Auch in Hannover sind laut Öhl nicht alle Bewohner vollständig taub und blind: "Die doppelte Sinnesbehinderung gibt es in jedweder Facette." Eine ausgeprägte Hör- und Sehbehinderung ist nach seinen Worten im Alltag jedoch oft gleich bedeutend mit einer Taubblindheit.
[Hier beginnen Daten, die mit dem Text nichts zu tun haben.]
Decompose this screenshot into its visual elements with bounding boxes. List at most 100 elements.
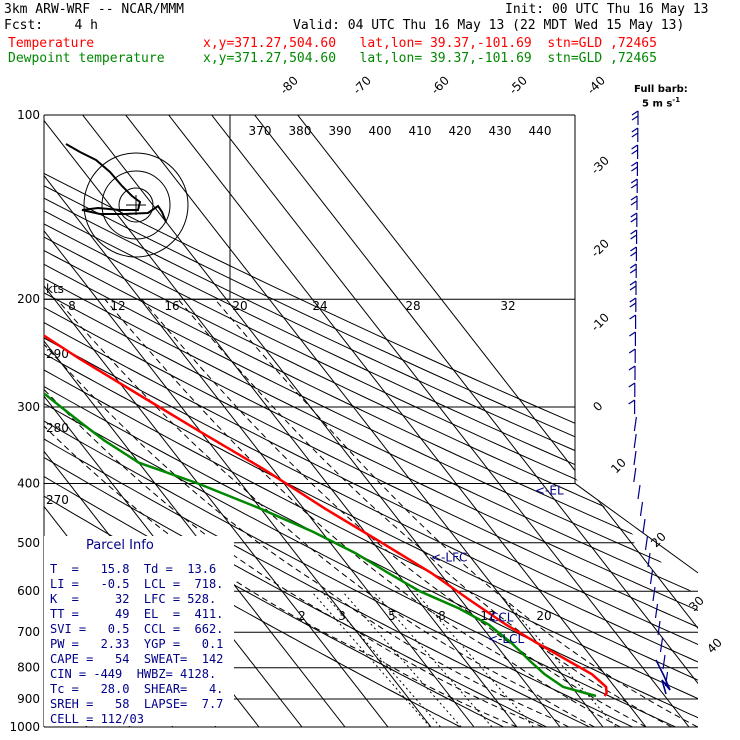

Zu beobachten sei, dass immer weniger Bewohner "nur" eine doppelte Sinnesbehinderung haben: "Wir sehen immer öfter eine Kombination mit kognitiven Beeinträchtigungen, psychischen Krankheiten und komplexen Behinderungen.
Diese Erfahrung macht auch das diakonische Oberlinhaus in Potsdam, das seit 130 Jahren taubblinde Menschen unterstützt. Die 47 Taubblinden, die in sechs Wohngruppen leben, sind unterschiedlich stark behindert. "Das reicht von der leichten Beeinträchtigung der Sinnesorgane bis hin zum kompletten Verlust des Hör- und zugleich des Sehorgans", erläutert die Heilpädagogin Patricia Gerasch. Häufig haben auch hier Taubblinde eine geistige Behinderung.
"Zu den Behinderungen kommen oft starke Verhaltensauffälligkeiten", sagt Gerasch. Viele Taubblinde sind aggressiv sich selbst oder anderen Menschen gegenüber. Das liegt laut Gerasch unter anderem am Frust darüber, dass sie sich aufgrund ihrer starken Einschränkungen kaum "Gehör verschaffen" können."